The night and morning has been sunny mostly everywhere; only in Calabria and Sicily some showers have occurred and foggy conditions were observed especially on the plains in N.E. Italy.
The afternoon has been settled mostly everywhere, with sunny conditions along the peninsula. However, in N.E. Italy, especially close to the Adriatic coast (Figure2), foggy conditions have lasted during the whole day, causing cold temperatures in the plains.
Indeed, the maximum temperatures (Figure1) were just above 0 °C in the area between Venice, Verona and Ferrara; instead, in N.W. Italy, were bright conditions have occurred most of the day, maximum temperatures reached 10-11 °C.
Also in central-southern Italy this Christmas has not been cold (though with temperatures close to the average), with maximum values between 10-15 °C mostly everywhere (lower values along the Adriatic coast due to the colder air moving towards the Balkans). Finally, the warmest temperatures were observed in Sardinia and Sicily, with peaks of 16-18 °C in some areas.

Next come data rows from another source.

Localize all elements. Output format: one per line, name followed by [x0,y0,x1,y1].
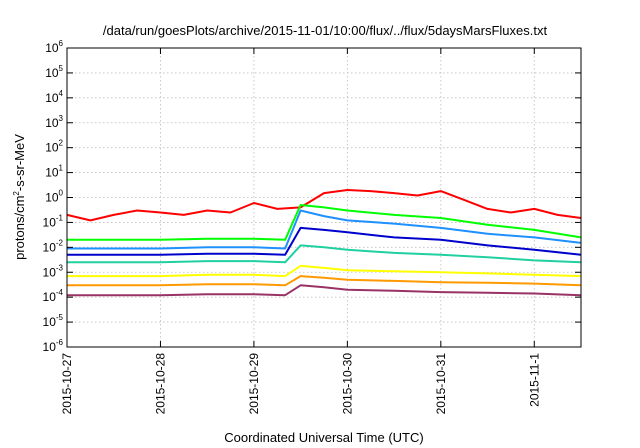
y-axis-label-main: protons/cm [12,196,27,260]
y-tick-exp: 5 [59,64,64,73]
y-tick-label: 10-6 [43,338,64,354]
series-line [67,244,582,264]
y-tick-label: 103 [45,114,63,130]
y-tick-base: 10 [45,191,59,205]
series-line [66,189,582,222]
y-tick-label: 102 [45,139,63,155]
y-tick-base: 10 [43,290,57,304]
y-tick-exp: -1 [56,213,64,222]
y-tick-exp: -6 [56,338,64,347]
series-line [67,275,582,287]
y-axis-label: protons/cm2-s-sr-MeV [12,134,27,260]
y-tick-exp: -4 [56,288,64,297]
grid-lines [66,48,581,347]
x-tick-label: 2015-10-30 [340,353,354,415]
chart-title: /data/run/goesPlots/archive/2015-11-01/1… [103,23,548,38]
y-tick-label: 100 [45,189,63,205]
series-line [67,204,582,241]
x-tick-label: 2015-10-27 [60,353,74,415]
x-tick-label: 2015-11-1 [527,353,541,407]
y-tick-exp: 3 [59,114,64,123]
y-tick-base: 10 [43,315,57,329]
y-tick-base: 10 [45,166,59,180]
y-tick-label: 10-4 [43,288,64,304]
y-tick-base: 10 [45,91,59,105]
y-tick-base: 10 [43,215,57,229]
y-tick-label: 105 [45,64,63,80]
y-tick-base: 10 [45,116,59,130]
y-tick-exp: 2 [59,139,64,148]
y-tick-base: 10 [43,340,57,354]
y-tick-label: 106 [45,39,63,55]
x-tick-label: 2015-10-31 [434,353,448,415]
x-tick-labels: 2015-10-27 2015-10-28 2015-10-29 2015-10-30… [60,353,541,415]
y-tick-labels: 10-610-510-410-310-210-11001011021031041… [43,39,64,354]
series-line [67,264,582,278]
x-axis-label: Coordinated Universal Time (UTC) [224,430,423,445]
y-tick-label: 10-2 [43,238,64,254]
y-tick-label: 101 [45,164,63,180]
y-tick-exp: 0 [59,189,64,198]
y-tick-exp: 6 [59,39,64,48]
y-tick-exp: 1 [59,164,64,173]
series-line [67,226,582,256]
series-group [66,189,582,297]
y-tick-label: 104 [45,89,63,105]
y-axis-label-rest: -s-sr-MeV [12,134,27,191]
y-tick-label: 10-1 [43,213,64,229]
y-tick-base: 10 [45,141,59,155]
y-axis-label-sup: 2 [12,191,21,196]
y-tick-base: 10 [45,41,59,55]
x-tick-label: 2015-10-28 [153,353,167,415]
y-tick-exp: -2 [56,238,64,247]
y-tick-base: 10 [43,240,57,254]
y-tick-exp: -3 [56,263,64,272]
y-tick-exp: 4 [59,89,64,98]
y-tick-exp: -5 [56,313,64,322]
y-tick-base: 10 [43,265,57,279]
series-line [67,284,582,297]
y-tick-base: 10 [45,66,59,80]
y-tick-label: 10-3 [43,263,64,279]
x-tick-label: 2015-10-29 [247,353,261,415]
tick-marks [66,47,581,348]
series-line [67,209,582,250]
y-tick-label: 10-5 [43,313,64,329]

The very different temperatures observed were due to both local orography/climate and larger scale weather patterns.
The foggy (and cold) conditions on the plains in N.E. Italy were due to the absence of winds at surface in the area and to anticyclonic conditions in the western Mediterranean region. Moreover, being the area surrounded by mountains (Alps and Appennines), the cold air is ‘trapped’ at surface along with humidity and pollutants (which contribute to the formation of the fog).
Instead, in N.W. Italy, the winds were ‘stronger’ and coming from the Alps, leading to a decrease in the humidity and to an increase in temperatures during the day.
Along the peninsula, the colder air on the Balkans has caused a decrease in temperatures on the Adriatic coast with strong northerly winds; instead, the Tyrrhenian side, ‘protected’ by the Appennines, has seen a little decrease in temperatures.
The minimum and maximum temperatures observed in the main italian cities on Christmas day, compared with the 1971-2000 average, are shown in Table1.
We can see how Venice has observed low temperatures (-3 °C of anomaly in both minimum and maximum values), instead the cities in N.W. Italy (especially Torino) have shown maximum values well above the average (+7 °C of anomaly in Torino). Also the cities on the Adriatic coast (Ancona, Bari) have shown temperatures below the average, though only for the maximum values, instead Roma and Palermo (Sicily) were warmer than the average.
These weather conditions will last until Saturday, with the high-pressure still positioned on W. Europe bringing mild and settled weather on the peninsula (though foggy conditions are still possible in the Po valley with temperature inversion at surface). Then, from Sunday, a colder air mass coming from Scandinavia should cause a decrease in temperatures especially in northern-central Italy. However, it is too early to talk about it in details, especially regarding the likelihood of precipitation (e.g. snow).